Features such as dependency injection, configuration management, logging, health checks, and Minimal APIs make it well-suited for microservice architectures.
ASP.NET Core also integrates naturally with cloud platforms and container orchestration systems.
47. What is Docker and why is it used with ASP.NET Core?
Docker packages applications and their dependencies into portable containers.
Containers ensure consistent execution across development, testing, and production environments.
ASP.NET Core applications are commonly deployed using Docker because of their cross-platform capabilities and cloud-native design.
48. What is Kubernetes?
Kubernetes is a container orchestration platform used to deploy, manage, scale, and monitor containerized applications.
It automates many operational concerns such as load balancing, service discovery, health monitoring, and rolling deployments.
Large ASP.NET Core systems often rely on Kubernetes to manage production workloads.
49. What is observability?
Observability is the ability to understand the internal state of a system through logs, metrics, and traces.

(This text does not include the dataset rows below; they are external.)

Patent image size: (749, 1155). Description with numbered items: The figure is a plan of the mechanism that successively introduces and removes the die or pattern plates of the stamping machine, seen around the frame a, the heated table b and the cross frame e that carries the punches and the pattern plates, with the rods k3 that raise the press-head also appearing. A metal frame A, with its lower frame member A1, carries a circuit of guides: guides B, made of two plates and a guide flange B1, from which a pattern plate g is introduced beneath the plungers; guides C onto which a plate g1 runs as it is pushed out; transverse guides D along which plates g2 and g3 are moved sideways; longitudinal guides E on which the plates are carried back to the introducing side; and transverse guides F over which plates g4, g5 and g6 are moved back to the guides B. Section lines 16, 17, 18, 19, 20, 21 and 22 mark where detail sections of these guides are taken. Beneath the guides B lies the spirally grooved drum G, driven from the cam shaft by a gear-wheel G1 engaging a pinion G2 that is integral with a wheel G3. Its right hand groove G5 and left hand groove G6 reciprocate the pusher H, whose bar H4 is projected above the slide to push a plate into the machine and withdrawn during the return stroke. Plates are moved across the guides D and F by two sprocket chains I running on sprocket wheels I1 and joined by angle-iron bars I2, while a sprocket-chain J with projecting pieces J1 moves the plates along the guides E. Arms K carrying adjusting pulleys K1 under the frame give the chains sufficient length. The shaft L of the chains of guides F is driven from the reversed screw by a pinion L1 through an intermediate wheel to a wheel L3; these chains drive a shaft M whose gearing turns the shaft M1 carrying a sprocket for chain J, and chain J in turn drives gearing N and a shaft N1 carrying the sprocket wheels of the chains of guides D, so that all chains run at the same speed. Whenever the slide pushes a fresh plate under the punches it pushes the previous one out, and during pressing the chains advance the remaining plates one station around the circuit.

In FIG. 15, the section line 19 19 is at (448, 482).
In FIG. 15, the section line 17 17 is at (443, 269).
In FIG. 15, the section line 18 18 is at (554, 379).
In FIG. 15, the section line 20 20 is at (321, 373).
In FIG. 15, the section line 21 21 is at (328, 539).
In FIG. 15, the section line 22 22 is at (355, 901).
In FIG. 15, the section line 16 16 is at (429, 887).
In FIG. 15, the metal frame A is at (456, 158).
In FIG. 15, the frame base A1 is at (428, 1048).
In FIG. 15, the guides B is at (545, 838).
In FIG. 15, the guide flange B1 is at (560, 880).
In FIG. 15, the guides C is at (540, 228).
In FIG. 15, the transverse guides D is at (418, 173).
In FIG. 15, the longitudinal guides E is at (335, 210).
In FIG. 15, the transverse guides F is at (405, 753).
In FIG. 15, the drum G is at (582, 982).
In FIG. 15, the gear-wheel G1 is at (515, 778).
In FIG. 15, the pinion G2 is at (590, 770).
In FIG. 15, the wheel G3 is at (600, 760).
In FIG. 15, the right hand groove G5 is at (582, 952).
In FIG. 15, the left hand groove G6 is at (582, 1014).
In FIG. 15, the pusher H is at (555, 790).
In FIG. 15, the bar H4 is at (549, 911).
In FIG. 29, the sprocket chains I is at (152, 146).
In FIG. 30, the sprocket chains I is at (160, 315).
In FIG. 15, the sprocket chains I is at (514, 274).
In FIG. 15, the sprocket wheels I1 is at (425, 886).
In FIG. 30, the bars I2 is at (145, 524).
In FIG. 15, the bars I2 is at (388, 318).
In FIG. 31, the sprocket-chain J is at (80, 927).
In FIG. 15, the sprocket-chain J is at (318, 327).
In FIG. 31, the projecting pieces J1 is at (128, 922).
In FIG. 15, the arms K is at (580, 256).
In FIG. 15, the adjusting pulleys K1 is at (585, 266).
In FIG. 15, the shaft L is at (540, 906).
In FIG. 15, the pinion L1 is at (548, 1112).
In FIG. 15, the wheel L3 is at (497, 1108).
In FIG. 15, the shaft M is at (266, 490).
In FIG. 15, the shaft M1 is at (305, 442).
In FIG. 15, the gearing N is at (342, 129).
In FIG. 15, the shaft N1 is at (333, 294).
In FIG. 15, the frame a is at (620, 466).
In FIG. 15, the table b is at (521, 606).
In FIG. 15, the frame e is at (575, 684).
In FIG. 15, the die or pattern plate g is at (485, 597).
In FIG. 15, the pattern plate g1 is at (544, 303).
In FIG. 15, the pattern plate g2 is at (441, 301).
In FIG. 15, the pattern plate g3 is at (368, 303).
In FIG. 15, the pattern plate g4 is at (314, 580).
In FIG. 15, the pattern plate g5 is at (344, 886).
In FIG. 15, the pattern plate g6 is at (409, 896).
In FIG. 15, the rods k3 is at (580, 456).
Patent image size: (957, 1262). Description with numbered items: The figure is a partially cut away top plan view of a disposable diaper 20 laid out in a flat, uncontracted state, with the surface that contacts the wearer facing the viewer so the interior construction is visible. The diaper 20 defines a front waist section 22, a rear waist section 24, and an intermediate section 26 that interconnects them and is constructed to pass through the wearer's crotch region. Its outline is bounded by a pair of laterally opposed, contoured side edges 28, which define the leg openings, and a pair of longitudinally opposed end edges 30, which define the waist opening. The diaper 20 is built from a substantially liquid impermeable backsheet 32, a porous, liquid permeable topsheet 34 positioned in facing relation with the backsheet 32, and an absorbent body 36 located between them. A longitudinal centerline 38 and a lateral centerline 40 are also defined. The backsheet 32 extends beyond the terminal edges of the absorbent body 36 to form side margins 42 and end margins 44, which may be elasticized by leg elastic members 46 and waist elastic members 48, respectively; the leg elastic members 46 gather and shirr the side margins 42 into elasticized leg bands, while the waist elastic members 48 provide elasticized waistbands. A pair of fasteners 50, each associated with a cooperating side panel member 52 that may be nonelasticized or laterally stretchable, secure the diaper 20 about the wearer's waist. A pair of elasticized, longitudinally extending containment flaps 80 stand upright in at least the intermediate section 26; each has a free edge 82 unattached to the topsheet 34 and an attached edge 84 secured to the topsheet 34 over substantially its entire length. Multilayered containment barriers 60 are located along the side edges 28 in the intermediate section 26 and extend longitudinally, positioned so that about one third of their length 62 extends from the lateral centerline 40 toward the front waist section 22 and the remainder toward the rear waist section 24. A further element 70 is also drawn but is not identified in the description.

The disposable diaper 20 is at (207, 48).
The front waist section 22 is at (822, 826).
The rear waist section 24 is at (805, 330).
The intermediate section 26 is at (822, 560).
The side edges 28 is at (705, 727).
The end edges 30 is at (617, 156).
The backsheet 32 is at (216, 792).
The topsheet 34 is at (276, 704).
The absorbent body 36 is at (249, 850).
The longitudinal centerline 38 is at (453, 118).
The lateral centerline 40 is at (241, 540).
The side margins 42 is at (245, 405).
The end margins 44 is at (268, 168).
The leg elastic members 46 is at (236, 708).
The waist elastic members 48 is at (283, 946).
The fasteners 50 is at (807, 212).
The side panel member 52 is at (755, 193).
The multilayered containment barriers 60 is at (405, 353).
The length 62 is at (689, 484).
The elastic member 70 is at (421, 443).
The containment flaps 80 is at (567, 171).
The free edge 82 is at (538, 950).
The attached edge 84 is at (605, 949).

A highly observable application enables teams to diagnose failures, monitor performance, and understand system behavior more effectively.
Modern cloud-native applications place significant emphasis on observability practices.
50. What would a senior developer say about ASP.NET Core architecture?
Senior developers understand that architecture is about balancing trade-offs rather than blindly following patterns.
A simple monolith may be the best solution for one project, while a distributed microservice architecture may be necessary for another.
The most successful ASP.NET Core systems are not always the most complex ones. They are the systems that align technical decisions with business requirements, team capabilities, scalability needs, and long-term maintainability goals.